Monday, June 06, 2016

Mind and Brain

The Ghost in the Machine

My blog last week might suggest that I think that man is a kind of machine with a ghost in it. I certainly don’t want to say that. That man is not a ghostless machine doesn’t need to involve that there is a ghost inside the machine. Since Gilbert Ryle in his The concept of mind disproved what he calls “Descartes’ Myth” that there might be something like that and coined the expression “ghost in the machine”, it can be clear to everybody that man is not constituted that way. Problems that arise from this ghost-machine dualism are, for example, how the ghost is constituted. Where does it live? Is there a kind of little man (homunculus) in the machine? Can we catch it in some way? What moves the ghost? Maybe another kind of ghost? But if so we get an infinite regress. That cannot happen. Therefore I think that ghost and machine are one in some way.
But let me speak of mind and body instead of ghost and machine, as is usual. Then we see that the mainstream view tends to become the one that reduces the mind to the body. As the Dutch neuroscientist Dick Swaab has put it: “We are our brains”, and that’s it. If this were so, the mind is an illusion. It’s like the smoke that escapes from the locomotive, to repeat a metaphor that I used last week. Although more and more this becomes the main stream view, there are alternative ideas, as it always happens.
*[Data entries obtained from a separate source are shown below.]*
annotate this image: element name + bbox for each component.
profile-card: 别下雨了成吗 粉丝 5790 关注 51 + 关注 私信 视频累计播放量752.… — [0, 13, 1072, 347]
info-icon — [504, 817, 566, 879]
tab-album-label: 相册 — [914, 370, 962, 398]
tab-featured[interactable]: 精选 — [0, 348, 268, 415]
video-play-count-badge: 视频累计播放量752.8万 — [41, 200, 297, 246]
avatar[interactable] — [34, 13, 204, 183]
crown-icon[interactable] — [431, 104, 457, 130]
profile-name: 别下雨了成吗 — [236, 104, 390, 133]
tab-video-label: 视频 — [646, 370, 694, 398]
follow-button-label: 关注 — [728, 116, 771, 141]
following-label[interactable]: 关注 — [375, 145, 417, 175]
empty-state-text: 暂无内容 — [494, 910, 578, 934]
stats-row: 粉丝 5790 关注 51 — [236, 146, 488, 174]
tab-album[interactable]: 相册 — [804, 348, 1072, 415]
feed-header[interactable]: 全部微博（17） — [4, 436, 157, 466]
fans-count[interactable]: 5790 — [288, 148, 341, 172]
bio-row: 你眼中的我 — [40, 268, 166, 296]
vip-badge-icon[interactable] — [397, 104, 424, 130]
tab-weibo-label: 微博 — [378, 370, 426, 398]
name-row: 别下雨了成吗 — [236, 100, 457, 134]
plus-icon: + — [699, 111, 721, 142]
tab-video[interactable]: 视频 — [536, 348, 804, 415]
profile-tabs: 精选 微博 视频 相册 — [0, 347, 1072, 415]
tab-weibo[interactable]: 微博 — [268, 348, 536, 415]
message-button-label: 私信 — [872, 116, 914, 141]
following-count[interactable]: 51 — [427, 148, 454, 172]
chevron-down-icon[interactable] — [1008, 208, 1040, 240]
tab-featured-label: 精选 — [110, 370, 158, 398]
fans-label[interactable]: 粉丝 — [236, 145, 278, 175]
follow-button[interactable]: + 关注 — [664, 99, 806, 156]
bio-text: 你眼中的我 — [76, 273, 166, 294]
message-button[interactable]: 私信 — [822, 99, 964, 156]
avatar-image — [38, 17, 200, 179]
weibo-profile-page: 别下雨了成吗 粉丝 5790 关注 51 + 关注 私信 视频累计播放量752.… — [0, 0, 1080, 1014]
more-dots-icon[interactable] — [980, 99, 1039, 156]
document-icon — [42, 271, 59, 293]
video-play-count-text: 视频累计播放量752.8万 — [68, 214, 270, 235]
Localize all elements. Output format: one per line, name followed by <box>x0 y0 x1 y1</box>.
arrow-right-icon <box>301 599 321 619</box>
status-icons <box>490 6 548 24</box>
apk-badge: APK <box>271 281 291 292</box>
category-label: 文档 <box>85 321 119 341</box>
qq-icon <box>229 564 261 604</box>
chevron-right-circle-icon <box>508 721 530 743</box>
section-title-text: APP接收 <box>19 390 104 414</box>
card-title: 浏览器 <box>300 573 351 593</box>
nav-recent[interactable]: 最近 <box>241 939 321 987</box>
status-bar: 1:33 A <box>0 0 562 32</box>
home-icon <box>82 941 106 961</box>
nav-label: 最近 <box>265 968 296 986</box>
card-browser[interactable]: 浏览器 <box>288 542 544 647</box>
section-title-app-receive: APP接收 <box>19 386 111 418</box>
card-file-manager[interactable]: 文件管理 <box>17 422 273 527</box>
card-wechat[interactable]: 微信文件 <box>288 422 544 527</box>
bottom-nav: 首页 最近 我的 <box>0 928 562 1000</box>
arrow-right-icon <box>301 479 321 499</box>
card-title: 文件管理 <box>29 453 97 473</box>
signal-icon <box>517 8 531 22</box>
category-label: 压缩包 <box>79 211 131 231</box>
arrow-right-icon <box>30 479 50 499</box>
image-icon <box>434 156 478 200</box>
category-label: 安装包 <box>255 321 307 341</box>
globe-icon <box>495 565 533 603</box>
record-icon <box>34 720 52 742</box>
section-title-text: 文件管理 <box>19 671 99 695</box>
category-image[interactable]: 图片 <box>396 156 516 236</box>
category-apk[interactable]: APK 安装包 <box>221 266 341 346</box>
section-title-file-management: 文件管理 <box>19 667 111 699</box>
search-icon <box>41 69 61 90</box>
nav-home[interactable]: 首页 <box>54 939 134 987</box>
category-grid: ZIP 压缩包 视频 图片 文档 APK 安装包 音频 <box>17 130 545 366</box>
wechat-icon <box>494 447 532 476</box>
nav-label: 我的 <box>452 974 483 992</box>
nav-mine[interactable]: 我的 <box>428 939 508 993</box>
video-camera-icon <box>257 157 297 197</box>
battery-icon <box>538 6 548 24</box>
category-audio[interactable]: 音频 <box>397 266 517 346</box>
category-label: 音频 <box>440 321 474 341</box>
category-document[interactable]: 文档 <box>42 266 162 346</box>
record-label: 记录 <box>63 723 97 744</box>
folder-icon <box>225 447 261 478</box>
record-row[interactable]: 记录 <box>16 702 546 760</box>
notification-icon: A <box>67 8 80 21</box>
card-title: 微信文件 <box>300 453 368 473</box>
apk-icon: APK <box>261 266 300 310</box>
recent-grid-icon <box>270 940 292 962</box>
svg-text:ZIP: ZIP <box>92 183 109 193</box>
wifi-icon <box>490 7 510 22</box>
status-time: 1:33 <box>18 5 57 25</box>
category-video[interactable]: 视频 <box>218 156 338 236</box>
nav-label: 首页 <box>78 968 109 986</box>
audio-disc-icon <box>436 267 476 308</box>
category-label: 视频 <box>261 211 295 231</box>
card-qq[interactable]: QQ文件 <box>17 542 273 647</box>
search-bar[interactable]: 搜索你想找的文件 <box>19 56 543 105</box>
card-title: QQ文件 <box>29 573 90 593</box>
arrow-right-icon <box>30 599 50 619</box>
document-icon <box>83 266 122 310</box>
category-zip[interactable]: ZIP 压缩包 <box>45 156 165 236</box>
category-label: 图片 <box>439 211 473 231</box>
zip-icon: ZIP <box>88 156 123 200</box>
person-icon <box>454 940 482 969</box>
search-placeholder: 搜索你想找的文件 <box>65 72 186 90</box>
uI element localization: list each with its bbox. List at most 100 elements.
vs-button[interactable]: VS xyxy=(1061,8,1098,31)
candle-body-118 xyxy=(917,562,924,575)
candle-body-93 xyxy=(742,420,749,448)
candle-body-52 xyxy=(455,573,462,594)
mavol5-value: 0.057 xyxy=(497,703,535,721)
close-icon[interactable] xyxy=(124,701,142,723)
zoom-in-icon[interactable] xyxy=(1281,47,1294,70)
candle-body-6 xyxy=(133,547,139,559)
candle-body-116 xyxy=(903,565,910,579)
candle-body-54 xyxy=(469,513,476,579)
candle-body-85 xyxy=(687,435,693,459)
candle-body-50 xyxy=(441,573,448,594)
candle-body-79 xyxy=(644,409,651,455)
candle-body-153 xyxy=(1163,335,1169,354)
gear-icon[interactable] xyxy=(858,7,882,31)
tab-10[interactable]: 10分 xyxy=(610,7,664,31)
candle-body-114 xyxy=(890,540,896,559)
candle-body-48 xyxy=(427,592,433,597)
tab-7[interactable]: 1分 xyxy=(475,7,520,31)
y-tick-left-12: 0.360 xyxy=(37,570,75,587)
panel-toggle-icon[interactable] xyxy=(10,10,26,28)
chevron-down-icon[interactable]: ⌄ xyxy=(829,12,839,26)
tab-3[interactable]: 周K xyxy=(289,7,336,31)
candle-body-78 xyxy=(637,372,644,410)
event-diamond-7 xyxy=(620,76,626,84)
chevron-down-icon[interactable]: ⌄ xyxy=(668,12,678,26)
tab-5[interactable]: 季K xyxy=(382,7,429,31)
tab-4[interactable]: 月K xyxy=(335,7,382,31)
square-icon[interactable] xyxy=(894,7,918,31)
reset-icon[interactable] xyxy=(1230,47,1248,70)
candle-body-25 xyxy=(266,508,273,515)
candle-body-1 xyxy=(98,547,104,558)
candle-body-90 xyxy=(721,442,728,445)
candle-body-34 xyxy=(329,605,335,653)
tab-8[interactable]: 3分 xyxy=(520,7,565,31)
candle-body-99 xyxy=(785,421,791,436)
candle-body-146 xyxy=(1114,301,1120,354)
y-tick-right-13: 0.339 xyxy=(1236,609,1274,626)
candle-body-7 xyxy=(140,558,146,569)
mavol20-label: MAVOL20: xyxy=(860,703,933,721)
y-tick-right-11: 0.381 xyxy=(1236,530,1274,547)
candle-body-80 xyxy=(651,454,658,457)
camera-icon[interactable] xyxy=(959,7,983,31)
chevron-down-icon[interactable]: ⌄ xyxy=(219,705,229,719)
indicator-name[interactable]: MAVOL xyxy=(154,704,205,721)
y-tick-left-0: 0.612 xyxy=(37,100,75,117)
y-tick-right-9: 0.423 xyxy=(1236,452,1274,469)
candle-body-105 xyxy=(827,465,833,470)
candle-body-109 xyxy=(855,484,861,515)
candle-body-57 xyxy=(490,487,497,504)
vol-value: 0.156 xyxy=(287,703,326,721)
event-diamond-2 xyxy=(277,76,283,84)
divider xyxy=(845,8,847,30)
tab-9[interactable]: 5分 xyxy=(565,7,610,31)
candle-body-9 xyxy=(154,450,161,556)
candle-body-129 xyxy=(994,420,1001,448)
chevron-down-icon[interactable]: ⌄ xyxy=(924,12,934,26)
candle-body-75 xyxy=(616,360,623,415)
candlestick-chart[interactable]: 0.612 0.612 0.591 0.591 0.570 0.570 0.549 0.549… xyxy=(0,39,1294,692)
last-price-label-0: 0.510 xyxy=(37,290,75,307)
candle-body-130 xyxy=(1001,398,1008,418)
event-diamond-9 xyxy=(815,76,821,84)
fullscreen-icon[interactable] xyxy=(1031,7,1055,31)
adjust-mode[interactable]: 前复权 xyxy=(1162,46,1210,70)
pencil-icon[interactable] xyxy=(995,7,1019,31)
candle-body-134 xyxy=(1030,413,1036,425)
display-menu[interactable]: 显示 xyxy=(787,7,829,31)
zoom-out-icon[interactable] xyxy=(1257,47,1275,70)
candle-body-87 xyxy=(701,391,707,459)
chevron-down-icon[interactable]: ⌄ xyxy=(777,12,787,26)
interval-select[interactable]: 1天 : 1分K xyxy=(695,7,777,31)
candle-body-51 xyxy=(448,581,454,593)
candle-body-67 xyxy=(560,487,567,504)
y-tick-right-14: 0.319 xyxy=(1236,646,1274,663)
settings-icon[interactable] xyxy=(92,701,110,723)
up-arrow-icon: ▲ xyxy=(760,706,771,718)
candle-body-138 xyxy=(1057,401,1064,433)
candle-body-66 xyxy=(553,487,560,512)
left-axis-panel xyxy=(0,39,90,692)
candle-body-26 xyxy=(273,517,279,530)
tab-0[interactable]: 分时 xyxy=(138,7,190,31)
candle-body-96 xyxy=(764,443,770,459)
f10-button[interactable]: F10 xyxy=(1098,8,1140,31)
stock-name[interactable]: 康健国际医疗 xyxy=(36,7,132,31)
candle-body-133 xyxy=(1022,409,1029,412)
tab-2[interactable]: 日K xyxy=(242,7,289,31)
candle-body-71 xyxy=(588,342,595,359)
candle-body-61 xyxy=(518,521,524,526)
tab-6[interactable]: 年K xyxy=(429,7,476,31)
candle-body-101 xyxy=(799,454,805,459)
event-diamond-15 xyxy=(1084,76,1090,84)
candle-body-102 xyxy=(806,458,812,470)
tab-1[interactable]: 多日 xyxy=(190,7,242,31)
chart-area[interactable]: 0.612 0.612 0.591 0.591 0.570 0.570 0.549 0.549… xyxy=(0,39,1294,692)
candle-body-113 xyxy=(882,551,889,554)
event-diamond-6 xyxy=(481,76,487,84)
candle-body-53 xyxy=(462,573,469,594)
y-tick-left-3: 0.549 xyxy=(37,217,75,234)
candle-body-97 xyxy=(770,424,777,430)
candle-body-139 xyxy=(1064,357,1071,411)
Here it’s not the place to present these views, let alone to discuss them, but I think that none of them is true. I mean, neither the mind-is-an illusion view nor the alternatives are true. What has been presented by now as solutions to the problem cannot be more than useful suggestions that can lead to further research but that are far from being the solution, even not an embryonic one. To paraphrase Mark Balaguer in his introduction to the problem of the free will (a related theme): The question whether we have a mind is so hard that, given our current knowledge of the brain, we are nowhere near ready to answer it. It is not without reason that David Chalmers talked here about the hard problem.
I think that the whole neuroscientific approach is too one-sided: If you look for causes and suppose a material structure, you’ll find causes and you’ll confirm the idea that the structure of the brain/mind is merely material. Let me give an example that even in the physical world things are not simple as that. I got it from Julian Baggini: Striking a match will only start a flame if oxygen is present, and the presence of oxygen is not an a cause of the ignition but a reason for it. Baggini adds: “In a similar way, most of what we do is for a reason, but those reasons are not the actions or events that trigger what we do”.
I think that this simple instance points to a possible solution of the body-mind problem, namely that at least for a part the mind-body relation is a matter of different aspects. It’s the idea that the mental and the physical are two aspects of the same substance: When we talk about the mind, we mean something different than when we talk about the brain (and the same so, when we talk about free will and see what happens in the brain; or when we talk about action and behaviour). When I say that I liked the concert, I don’t mean that some neurotransmitters have been released in my brain that caused a sensation of happiness in me. I liked the concert in its commonsense meaning, but I don’t deny that some liking-arousing processes happened in my brain. Here, we don’t have only a different kind of description, we have also a different kind of event and accordingly a different kind of explanation.
However, we are yet very far away from a solution of the body-mind problem and my example and the dual-aspect theory that explains it might seem mysterious in view of the present state of knowledge of the brain. Therefore, I see this theory only as a useful suggestion that might guide a range of investigations. Since the mind-body problem is so hard, I don’t dare to stake my head on it that it is true. Maybe we find it later back on the dumping ground of scientific waste or in a brain museum in a display case with funny philosophical theories.

The quasi-quotation from Balaguer is from his Free Will. Cambridge, etc.: The MIT Press, 2014; p. 122. The reference to Baggini is from his Freedom Regained. The Possibility of Free Will. London: Granta, 2015; p. 42.